# Wednesday night/Thursday morning...



## overkill (Sep 9, 2010)

Put in at 11 pm. Went to the South side of the Island based on the Weatherman's report of North winds up to 15 mph. Barely a breeze at 11 pm. 

Lots of small flounder. Had several run before I could get close enough. Missed four that I normally would of gotten (solo trip). Ended up with six at 3 am. High tide was 3:15 am. The wind had picked up to the point I needed to go.

Two barely over legal size and two 18" plus and two so so.

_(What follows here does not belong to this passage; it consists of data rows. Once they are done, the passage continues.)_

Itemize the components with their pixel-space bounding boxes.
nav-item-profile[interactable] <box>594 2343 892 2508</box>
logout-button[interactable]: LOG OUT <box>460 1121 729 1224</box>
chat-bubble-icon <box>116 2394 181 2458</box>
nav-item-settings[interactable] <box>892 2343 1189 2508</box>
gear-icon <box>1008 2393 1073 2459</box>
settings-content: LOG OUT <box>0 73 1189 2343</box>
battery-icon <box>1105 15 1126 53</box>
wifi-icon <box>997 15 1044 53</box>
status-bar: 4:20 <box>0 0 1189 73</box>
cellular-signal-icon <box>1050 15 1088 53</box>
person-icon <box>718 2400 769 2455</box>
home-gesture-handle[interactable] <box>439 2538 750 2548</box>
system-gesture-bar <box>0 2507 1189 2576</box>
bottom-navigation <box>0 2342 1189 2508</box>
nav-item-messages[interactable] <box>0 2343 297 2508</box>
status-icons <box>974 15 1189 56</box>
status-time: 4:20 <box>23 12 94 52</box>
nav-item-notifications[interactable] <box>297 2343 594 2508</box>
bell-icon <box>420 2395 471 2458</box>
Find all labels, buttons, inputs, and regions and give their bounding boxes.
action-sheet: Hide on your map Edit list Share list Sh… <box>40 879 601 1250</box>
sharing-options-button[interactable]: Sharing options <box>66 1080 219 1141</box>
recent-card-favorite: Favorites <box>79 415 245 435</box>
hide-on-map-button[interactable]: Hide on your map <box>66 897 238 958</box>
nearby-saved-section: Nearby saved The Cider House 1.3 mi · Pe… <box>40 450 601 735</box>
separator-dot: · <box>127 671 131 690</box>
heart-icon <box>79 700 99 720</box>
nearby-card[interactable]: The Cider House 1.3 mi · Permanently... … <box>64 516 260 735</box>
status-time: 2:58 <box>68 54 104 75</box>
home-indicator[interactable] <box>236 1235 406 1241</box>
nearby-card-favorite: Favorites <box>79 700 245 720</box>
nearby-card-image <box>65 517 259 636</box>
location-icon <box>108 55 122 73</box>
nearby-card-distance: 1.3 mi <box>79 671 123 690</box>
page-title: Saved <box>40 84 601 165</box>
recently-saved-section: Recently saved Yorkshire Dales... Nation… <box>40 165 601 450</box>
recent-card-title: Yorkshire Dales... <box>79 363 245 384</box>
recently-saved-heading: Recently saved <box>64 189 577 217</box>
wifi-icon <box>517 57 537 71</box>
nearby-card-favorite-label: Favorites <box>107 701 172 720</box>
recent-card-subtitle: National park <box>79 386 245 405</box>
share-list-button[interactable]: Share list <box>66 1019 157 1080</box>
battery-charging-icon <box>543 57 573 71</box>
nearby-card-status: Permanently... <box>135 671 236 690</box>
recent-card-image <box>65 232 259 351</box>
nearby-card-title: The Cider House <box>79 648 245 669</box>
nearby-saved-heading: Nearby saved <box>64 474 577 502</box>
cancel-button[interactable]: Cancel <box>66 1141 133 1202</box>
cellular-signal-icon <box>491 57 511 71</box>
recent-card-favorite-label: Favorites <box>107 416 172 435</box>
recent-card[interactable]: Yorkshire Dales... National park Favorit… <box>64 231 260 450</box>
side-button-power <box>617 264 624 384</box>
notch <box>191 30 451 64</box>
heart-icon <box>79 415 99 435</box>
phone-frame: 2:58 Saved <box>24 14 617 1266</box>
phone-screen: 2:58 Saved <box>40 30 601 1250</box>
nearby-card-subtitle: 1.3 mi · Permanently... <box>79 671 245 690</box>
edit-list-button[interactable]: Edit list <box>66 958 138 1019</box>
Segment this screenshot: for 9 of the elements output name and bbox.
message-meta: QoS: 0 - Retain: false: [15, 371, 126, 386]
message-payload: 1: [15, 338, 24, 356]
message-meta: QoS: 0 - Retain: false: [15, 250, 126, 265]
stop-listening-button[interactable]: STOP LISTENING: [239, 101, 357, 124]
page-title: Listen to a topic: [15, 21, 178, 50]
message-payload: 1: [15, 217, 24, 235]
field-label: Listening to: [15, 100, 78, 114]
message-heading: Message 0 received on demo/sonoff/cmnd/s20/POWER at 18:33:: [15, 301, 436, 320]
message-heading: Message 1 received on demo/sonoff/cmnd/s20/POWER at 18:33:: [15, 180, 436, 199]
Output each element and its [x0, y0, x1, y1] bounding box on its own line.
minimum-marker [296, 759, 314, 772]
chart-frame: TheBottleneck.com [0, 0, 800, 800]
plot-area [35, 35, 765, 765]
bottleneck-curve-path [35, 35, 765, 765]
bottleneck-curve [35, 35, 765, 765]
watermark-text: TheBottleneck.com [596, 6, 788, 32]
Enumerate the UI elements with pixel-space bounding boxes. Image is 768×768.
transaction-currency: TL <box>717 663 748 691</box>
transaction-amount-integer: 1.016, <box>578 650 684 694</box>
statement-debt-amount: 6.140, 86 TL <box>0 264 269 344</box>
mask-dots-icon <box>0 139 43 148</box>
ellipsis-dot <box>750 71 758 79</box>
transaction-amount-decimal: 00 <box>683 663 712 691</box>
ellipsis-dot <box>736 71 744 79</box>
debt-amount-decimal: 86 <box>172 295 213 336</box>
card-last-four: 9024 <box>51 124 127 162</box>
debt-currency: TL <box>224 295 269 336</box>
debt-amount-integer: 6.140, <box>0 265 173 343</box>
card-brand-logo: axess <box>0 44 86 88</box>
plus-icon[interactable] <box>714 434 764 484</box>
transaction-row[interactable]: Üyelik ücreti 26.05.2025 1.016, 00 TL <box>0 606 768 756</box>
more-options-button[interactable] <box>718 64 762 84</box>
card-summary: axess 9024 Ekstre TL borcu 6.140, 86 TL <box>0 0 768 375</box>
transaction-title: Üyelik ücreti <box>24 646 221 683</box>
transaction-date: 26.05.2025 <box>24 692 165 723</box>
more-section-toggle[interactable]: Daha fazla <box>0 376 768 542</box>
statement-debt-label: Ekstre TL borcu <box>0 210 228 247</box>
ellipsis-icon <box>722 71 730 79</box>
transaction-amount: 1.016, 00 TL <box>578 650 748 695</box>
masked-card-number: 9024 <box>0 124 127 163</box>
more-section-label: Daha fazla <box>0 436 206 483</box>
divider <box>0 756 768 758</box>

Extremely hard to see as they were white blending in with the sand bottom. Much easier to see on the Sound side. This is the same area that giggamon and I worked last week....off the Golf Course.


----------



## fulish850 (Oct 21, 2008)

nice catch , next time my friend


----------



## Flounder9.75 (Sep 28, 2007)

Wirelessly posted

Glad see someone is going Hopefully this norther won't last long.


----------



## GIggaMon (Sep 29, 2010)

Good Deal OVERKILL ,as I was reading this post I was hoping that you were in that area ,so at least I know there still around LOL Im on the night shift at work for another week then im gonna go try to stab me a few before it gets to cold. later guys


----------



## overkill (Sep 9, 2010)

giggamon, like your sig. I am going to the game Saturday night hopefully will convince my daughter to go there next year (she is a senior). Taking her and a few of her friends. My other daughter is getting her masters at Auburn and is trying to convert her to a tiger.


----------